Kentucky may be the land of horses and bourbon, but should also be a place of fairness and opportunity. This is especially true in the workplace, as most employers in Kentucky are subject to the Americans with Disabilities Act (ADA). This act covers how disabled employees are to be treated in the workplace and how potential employees are to be treated in the hiring process.
What does the ADA require of employers?
The ADA prohibits discrimination based on a person’s disability in the workplace or in the hiring process. Furthermore, employers must make reasonable accommodations for disabled employees that will allow those employees to perform their job duties and enjoy the same benefits in the workplace as nondisabled employees. These reasonable accommodations also extend to the hiring process. There is, though, an exception. Depending on the circumstances an employer need not provide an accommodation if it would cause the employer to suffer an undue hardship.

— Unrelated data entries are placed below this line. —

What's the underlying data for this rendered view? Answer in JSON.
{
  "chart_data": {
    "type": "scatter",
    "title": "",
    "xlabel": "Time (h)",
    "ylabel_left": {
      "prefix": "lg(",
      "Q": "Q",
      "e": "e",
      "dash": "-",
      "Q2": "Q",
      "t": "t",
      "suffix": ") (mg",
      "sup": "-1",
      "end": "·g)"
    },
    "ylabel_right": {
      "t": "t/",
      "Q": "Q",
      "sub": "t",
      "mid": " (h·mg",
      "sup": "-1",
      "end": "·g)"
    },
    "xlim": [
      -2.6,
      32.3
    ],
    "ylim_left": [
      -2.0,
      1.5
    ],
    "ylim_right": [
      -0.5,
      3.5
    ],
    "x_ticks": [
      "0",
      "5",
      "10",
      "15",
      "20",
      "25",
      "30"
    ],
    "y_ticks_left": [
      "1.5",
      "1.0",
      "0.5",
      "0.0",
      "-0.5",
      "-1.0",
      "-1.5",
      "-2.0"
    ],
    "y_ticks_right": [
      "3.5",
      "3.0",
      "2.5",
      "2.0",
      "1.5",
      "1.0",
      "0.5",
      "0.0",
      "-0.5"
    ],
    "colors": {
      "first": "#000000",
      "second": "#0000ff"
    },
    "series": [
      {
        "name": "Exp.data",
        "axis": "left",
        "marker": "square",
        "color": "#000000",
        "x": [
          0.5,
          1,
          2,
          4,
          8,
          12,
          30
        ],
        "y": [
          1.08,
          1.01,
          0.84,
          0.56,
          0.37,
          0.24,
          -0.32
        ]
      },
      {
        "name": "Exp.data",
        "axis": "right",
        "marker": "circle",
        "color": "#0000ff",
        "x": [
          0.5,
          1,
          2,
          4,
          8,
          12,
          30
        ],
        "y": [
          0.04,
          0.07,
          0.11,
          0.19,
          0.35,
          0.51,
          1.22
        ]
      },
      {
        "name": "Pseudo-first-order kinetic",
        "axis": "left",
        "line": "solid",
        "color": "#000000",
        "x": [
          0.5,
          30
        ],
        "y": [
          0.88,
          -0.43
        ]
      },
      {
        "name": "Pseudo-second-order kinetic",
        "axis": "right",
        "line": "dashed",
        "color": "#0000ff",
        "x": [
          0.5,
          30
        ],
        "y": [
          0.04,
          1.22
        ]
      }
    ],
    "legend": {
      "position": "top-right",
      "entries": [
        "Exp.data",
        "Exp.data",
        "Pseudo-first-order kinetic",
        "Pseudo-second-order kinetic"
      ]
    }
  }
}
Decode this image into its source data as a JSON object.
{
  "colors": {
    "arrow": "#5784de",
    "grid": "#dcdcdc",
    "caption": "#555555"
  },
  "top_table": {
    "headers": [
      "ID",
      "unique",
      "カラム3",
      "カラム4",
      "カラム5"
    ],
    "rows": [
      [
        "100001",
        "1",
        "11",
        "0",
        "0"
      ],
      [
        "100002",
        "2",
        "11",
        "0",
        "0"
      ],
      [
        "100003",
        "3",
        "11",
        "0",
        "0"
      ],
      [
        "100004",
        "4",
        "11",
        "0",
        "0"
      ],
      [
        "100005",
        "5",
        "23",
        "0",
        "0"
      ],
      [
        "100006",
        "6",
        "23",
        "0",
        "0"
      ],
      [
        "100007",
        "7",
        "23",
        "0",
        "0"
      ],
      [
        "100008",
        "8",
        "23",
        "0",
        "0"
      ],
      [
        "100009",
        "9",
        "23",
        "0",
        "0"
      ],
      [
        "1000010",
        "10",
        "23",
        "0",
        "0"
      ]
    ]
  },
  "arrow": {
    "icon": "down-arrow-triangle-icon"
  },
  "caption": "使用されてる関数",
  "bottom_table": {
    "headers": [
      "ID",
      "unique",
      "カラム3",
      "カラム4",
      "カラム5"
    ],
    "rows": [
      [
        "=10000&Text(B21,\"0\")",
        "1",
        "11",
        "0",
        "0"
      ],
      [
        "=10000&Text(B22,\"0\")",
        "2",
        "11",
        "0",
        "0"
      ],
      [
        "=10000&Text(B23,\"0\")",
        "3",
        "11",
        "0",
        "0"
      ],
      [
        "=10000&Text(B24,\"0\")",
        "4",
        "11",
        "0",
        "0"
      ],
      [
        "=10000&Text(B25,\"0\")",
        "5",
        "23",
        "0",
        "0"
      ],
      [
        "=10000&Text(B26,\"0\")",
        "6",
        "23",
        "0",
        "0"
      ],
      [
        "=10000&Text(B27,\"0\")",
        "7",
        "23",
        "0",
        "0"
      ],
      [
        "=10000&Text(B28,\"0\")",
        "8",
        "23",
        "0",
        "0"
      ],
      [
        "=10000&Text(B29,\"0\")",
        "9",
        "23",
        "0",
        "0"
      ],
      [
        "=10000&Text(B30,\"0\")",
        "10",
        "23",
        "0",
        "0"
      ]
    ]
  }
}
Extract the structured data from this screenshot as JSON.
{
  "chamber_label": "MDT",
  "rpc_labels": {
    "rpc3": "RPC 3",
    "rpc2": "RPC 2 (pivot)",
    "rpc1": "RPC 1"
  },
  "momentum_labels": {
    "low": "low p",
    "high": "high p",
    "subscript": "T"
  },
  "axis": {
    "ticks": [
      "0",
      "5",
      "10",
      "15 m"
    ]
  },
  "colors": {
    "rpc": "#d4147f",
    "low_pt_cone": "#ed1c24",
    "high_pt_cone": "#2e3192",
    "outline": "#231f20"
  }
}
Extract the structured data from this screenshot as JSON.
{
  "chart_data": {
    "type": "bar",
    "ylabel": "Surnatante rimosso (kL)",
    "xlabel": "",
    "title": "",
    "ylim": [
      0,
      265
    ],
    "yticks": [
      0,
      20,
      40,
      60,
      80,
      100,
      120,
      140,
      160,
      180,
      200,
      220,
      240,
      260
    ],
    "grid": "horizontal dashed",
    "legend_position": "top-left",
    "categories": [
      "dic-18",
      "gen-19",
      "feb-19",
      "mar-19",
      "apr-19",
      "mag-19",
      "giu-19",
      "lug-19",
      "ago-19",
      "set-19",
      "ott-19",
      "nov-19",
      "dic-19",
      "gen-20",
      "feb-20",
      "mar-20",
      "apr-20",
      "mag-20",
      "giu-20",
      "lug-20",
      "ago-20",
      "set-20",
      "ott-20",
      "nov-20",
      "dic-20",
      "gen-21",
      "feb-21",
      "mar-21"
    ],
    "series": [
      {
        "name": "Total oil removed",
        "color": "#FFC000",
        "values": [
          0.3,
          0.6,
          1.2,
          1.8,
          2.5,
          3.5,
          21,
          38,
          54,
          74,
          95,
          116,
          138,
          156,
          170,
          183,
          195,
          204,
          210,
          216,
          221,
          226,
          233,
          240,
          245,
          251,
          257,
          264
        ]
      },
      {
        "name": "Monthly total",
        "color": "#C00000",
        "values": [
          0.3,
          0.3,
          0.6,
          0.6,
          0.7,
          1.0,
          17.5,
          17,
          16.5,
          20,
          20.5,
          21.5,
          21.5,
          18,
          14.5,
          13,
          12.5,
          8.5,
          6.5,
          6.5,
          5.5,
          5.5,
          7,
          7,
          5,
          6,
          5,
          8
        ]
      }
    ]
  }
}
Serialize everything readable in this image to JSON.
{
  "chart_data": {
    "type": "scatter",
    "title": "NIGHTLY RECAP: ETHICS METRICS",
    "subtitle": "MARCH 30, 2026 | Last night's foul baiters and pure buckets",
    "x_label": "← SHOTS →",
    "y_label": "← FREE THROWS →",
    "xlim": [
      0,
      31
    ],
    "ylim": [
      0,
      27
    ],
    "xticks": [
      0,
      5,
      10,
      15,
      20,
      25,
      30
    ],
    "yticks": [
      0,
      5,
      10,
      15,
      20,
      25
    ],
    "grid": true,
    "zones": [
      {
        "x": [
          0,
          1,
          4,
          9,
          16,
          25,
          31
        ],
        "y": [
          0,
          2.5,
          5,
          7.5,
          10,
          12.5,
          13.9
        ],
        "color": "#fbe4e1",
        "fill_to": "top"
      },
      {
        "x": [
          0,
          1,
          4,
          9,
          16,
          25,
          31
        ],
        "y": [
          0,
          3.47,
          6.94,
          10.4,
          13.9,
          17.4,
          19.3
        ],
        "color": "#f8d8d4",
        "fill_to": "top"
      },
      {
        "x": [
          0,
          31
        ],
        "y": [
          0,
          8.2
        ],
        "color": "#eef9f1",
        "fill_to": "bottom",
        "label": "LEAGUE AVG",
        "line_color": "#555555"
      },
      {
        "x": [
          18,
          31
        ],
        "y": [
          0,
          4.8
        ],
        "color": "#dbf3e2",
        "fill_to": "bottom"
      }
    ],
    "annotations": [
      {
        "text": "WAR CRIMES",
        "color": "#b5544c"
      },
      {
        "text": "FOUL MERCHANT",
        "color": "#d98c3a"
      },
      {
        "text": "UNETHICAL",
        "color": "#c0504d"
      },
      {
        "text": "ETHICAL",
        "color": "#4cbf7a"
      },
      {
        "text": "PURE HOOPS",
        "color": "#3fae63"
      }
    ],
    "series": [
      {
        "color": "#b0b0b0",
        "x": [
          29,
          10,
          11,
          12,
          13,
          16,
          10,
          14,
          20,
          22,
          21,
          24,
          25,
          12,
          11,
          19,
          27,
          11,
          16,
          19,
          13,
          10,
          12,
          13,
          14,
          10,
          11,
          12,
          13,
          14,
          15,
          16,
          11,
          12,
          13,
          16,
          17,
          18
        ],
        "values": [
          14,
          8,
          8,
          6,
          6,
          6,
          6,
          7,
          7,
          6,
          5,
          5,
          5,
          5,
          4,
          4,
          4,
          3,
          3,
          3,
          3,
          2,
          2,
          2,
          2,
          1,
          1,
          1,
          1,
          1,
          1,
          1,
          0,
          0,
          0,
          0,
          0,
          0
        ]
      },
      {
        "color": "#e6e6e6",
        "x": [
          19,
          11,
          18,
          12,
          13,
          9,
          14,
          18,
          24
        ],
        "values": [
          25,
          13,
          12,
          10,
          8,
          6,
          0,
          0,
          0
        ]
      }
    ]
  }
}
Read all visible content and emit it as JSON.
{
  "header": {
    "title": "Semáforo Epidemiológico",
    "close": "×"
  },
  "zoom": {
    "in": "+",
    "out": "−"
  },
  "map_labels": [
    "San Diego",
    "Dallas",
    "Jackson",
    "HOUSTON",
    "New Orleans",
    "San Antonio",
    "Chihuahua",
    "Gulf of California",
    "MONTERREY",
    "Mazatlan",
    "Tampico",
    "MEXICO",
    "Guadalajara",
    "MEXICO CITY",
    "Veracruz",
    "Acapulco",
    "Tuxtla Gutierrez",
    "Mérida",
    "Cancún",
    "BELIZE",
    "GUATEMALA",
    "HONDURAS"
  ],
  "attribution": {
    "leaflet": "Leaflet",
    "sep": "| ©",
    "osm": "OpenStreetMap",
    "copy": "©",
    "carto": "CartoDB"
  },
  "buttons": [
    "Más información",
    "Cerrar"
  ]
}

What is an undue hardship?
Employers need not provide a reasonable accommodation if it would cause an undue hardship. If an accommodation requires a significant expense or presents a significant difficulty in implementing considering the employer’s size, financial resources and routine operations, then that accommodation may be deemed unreasonable. However, alternative accommodations may be available that would not impose an undue hardship on employers.
Learn more about the ADA
The ADA is important in ensuring that disabled workers are treated fairly without exposing an employer to expenses that they cannot be expected to handle. Kentucky employers should make sure they have a good understanding of the ADA so they can ensure they can comply with it.